Auscultation of heart valves and their position

Definition:

The use of a stethoscope to auscultate the heart valves and their sounds at varying anatomical locations.

In healthy adults, auscultation will usually reveal two sounds described as œlub (S1) and œdub(S2), with the former occurring with the closure of the atrio-ventricular valves and the later occurring with the closure of the semilunar valves. In addition to the aforementioned sounds, other sounds may be present and are often pathological, these include: heart murmurs, gallop rhythms, adventitious sounds and S3 and S4.

Test Procedure:

With the patient lying inclined at around approximately forty-five degrees, locate the following anatomical landmarks and place your stethoscope over these to listen to the heart valves:

    1. The fifth intercostal space at approximately one cm medial to the mid-clavicular line. This corresponds to the mitral valve.
    2. The fourth intercostal space, at the lower left border of the sternum. This corresponds to the tricuspid valve.
    3. The second right intercostal space corresponds to the aortic valve.
    4. The second left intercostal space corresponds to the pulmonary valve.
    The heart is auscultated in the order described above: mitral, tricuspid, aortic and pulmonary valves.

Test findings:

Heart sounds and their interpretation:

    1. Sound one (S1): The intensity level of the first sound (S1) is proportional to the contractility of the left ventricle. Therefore an increased sound may be indicative of: mitral valve stenosis, short PR interval (electrocardiography), increased heart rate and contractility.
    A reduced S1 may be attributed to mitral valve regurgitation, reduced heart rate, reduced contractility and/or a long PR interval. Varying intensity of S1 may be indicative of intermittent heart block.

    2. Sound two (S2): An abnormally loud S2 is indicative of high blood pressure as the valves are shut forcefully. Physiologically the sound is spilt in inspiration. This due to the delay in pulmonic valve closure due to increased venous return.
    Abnormally increased splitting may be indicative of Right Bundle Branch Block (RBBB) and pulmonic stenosis.

    3. Sound three (S3): A low pitched mid diastolic (heart relaxation) sound. The occurrence of S3 is linked to abrupt changes in wall motion during ventricular filling in diastole. This is normal in children/adolescents and adults below the age of forty.
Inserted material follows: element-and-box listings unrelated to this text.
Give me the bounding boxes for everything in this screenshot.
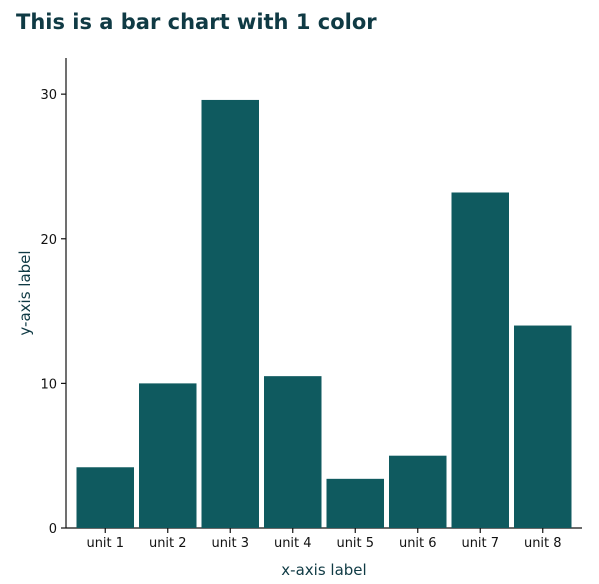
chart-title: This is a bar chart with 1 color bbox=[16, 10, 377, 34]
bar-unit-1 bbox=[76, 467, 134, 528]
y-axis-title: y-axis label bbox=[16, 250, 34, 335]
bar-unit-3 bbox=[201, 99, 259, 528]
bar-unit-2 bbox=[139, 383, 197, 528]
y-tick-label: 20 bbox=[40, 233, 57, 248]
x-tick-label: unit 8 bbox=[524, 536, 562, 551]
y-ticks: 0 10 20 30 bbox=[40, 88, 66, 537]
x-tick-label: unit 3 bbox=[211, 536, 249, 551]
x-tick-label: unit 1 bbox=[86, 536, 124, 551]
x-tick-label: unit 6 bbox=[399, 536, 437, 551]
x-tick-label: unit 7 bbox=[461, 536, 499, 551]
bars bbox=[76, 99, 572, 528]
x-axis-title: x-axis label bbox=[281, 561, 366, 579]
y-tick-label: 10 bbox=[40, 377, 57, 392]
x-tick-label: unit 2 bbox=[149, 536, 187, 551]
bar-unit-6 bbox=[389, 455, 447, 528]
bar-unit-4 bbox=[264, 376, 322, 528]
y-tick-label: 0 bbox=[49, 522, 57, 537]
bar-unit-5 bbox=[326, 478, 384, 528]
bar-unit-7 bbox=[451, 192, 509, 528]
y-tick-label: 30 bbox=[40, 88, 57, 103]
x-tick-label: unit 5 bbox=[336, 536, 374, 551]
x-ticks: unit 1 unit 2 unit 3 unit 4 unit 5 unit 6 unit… bbox=[86, 528, 562, 551]
bar-unit-8 bbox=[514, 325, 572, 528]
x-tick-label: unit 4 bbox=[274, 536, 312, 551]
Otherwise this presentation may be indicative of dilated congestive heart failure.

    4. Sound four (S4): A late diastolic sound created by atrial contraction against a stiff ventricle and is usually pathological at any age. Usually indicative of diastolic dysfunction and hypertrophic cardiomyopathy.

    Other sounds: heart murmurs are sounds created by turbulent blood flow. Murmurs can be benign or pathological, with the later often the result of stenosis of a heart valve, valvular insufficiency and/or regurgitation. These are graded from 1 (very faint) to 6 (very loud with thrill).

    S4 is called a presystolic gallop or atrial gallop. This gallop (S4) is created by the sound of blood being forced/pushed into a rigid hypertrophic ventricle.

    Special considerations:

    Cardiologists are experts in their fields with years of experience. The detection of subtle sounds by an untrained ear can be extremely difficult. It is advisable to refer when in doubt and/or if any warning signs are detected.